Learning, teaching and assessment is heavily orientated towards work-based learning where knowledge gained is applied your role in the workplace and reflection and evaluation further enhances practice.
The emphasis of the teaching throughout the programme is centred on the programme’s aim to support you to become a compassionate, competent, confident and responsible practitioner who is able to deliver a wide range of clinical, care and inter-personal skills underpinned by a systematic knowledge base’ (HEE, 2016). The programme aims to equip Nursing Associates with the knowledge and skills; and behaviours and attitudes to work across the fields of nursing, across the lifespan and in a full range of settings across health and care. The Nursing Associate will have the skills and knowledge to monitor and review the care they deliver, identify when the care plan needs amendment, and refer back to the nurse when necessary (NMC, 2018).
A blend of face-to-face and online activities has been purposively chosen to meet the modules learning outcomes and to provide a connectedness between university and work-based learning. For example, core information may be provided via narrated PowerPoint presentations, suggested readings and learning activities while learning at university will encompass action learning sets, formative peer-feedback and student-centric activities which fuse theoretical and practical knowledge. The number of face-to-face days for academic direction will normally be five per 20 credit module and in general academic direction will incorporate face-to-face, directed and on-line activities. Importantly face-to-face facilitates active learning and enhanced engagement in work-based learning as you value and accredit the knowledge and skills which have been learnt through the medium of work. This allows you to demonstrate knowledge and skill development relevant to your work and enables you to enhance practice and consider new ways of working.
Self-directed learning is a significant aspect of all modules and an important process to enhance and supplement learning. You are encouraged to undertake up to 10.5 hours of self directed learning within your work place a week to integrate your theory and build upon your practical proficiencies.
You are encouraged to reflect on the classroom teaching and carry out structured activities to reinforce, consolidate and revise learning. Self-directed learning is less structured and encourages autonomy and independent learning and can be enhanced by the use of the e-library where you will have access to online journals and books.
To build on the interprofessional skills, problem-solving will be a consistent feature. The use of service-user case studies and scenarios will test understanding of the topic and elicit appropriate judgements, behaviours and actions. This approach will also contribute to your journey to self-regulative practitioner able to contextualise learning to the context of care delivery.
During your time on the Foundation Degree you will be expected to complete a variety of different assessments. Assessment is an essential element of this programme and is embedded within each module to demonstrate the integration of both theory and practice throughout the programme.

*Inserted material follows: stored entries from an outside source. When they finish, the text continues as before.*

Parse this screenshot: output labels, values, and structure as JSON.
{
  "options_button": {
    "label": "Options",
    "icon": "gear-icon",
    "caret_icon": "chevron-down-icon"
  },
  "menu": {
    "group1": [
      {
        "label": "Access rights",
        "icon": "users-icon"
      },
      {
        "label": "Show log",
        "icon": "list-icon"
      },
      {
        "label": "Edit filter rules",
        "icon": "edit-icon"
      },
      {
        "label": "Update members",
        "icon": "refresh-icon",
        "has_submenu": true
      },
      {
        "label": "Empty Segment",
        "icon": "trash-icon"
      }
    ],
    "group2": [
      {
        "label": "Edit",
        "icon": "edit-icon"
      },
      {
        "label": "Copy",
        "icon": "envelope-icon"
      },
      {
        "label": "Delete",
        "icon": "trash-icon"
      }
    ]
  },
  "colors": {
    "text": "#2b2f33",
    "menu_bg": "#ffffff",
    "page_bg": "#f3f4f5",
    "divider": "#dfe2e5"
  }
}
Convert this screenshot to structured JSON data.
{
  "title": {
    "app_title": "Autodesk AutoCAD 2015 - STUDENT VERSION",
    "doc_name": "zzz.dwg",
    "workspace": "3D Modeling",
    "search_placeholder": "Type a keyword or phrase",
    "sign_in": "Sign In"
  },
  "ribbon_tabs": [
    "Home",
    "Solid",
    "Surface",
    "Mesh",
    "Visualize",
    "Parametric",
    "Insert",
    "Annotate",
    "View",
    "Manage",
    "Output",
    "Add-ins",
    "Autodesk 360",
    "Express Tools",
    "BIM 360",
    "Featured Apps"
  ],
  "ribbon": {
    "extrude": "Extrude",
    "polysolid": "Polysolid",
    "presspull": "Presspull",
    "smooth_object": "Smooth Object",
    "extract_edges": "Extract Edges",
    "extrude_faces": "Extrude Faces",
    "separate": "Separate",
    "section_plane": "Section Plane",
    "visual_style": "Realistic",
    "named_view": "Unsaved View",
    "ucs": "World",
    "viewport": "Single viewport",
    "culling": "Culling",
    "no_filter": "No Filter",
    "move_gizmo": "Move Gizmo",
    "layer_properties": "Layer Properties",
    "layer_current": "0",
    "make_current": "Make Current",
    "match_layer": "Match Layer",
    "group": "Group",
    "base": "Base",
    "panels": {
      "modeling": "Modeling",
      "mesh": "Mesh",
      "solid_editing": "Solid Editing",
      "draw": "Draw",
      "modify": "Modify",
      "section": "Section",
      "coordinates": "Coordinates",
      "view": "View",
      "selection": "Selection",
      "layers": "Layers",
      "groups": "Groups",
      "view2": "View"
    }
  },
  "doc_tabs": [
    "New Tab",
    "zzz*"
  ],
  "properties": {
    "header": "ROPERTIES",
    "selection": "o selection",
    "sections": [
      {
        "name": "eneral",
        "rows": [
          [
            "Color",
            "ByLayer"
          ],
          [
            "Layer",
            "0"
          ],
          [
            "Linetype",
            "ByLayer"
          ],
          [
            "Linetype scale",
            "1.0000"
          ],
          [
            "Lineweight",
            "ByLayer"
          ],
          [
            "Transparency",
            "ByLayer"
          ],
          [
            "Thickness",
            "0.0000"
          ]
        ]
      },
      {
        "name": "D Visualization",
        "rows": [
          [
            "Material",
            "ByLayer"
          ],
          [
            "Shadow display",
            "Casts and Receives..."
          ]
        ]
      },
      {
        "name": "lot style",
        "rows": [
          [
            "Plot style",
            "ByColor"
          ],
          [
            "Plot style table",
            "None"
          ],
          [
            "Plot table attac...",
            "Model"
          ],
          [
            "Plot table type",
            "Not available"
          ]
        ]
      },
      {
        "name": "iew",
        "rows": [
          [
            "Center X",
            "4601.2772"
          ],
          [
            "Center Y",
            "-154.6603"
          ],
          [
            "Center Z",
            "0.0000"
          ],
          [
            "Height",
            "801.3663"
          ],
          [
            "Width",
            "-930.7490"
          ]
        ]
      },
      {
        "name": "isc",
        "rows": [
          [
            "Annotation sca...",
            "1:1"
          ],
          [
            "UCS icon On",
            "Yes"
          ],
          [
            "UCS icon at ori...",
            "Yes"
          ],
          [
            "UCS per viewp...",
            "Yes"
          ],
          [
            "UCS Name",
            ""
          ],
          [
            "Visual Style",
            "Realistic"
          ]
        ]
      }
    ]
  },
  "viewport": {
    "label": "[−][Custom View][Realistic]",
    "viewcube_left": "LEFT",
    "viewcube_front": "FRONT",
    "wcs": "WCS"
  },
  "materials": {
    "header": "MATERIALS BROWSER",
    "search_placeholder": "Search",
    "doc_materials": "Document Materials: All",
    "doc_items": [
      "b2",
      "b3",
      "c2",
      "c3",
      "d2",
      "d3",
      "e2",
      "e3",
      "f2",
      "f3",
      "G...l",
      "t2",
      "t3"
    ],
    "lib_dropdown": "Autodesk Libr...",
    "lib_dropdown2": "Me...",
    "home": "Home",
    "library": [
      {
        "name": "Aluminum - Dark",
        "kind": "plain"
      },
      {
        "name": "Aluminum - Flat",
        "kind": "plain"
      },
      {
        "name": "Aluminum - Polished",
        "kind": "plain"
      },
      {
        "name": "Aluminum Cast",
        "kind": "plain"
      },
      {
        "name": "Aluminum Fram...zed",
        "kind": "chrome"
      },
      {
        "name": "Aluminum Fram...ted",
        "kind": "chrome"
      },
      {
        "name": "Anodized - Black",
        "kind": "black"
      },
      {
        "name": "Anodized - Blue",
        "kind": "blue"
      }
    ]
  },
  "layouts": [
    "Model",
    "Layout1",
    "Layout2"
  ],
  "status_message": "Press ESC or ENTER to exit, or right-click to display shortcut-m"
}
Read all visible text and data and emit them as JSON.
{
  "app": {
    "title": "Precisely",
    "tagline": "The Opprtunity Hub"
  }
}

Each module has formative (developmental) activities that will support and prepare you for your summative (formal - used to evaluate the learning, skill acquisition and academic achievement) assessments and these are either graded or pass/fail.
Formative Activities will consist of group discussion and feedback sessions, draft assignment plans, feedback via simulated practice learning sessions, mock and practice safe medicate assessments, as well as every six weeks triennial reviews within your place of work.
Following successful completion of your Foundation Degree you will be equipped to complete your apprenticeship. This involves your employer nominating you to undertake an end point assessment (currently 2 professional discussions with a panel) before you can register with the Nursing and Midwifery Council (NMC).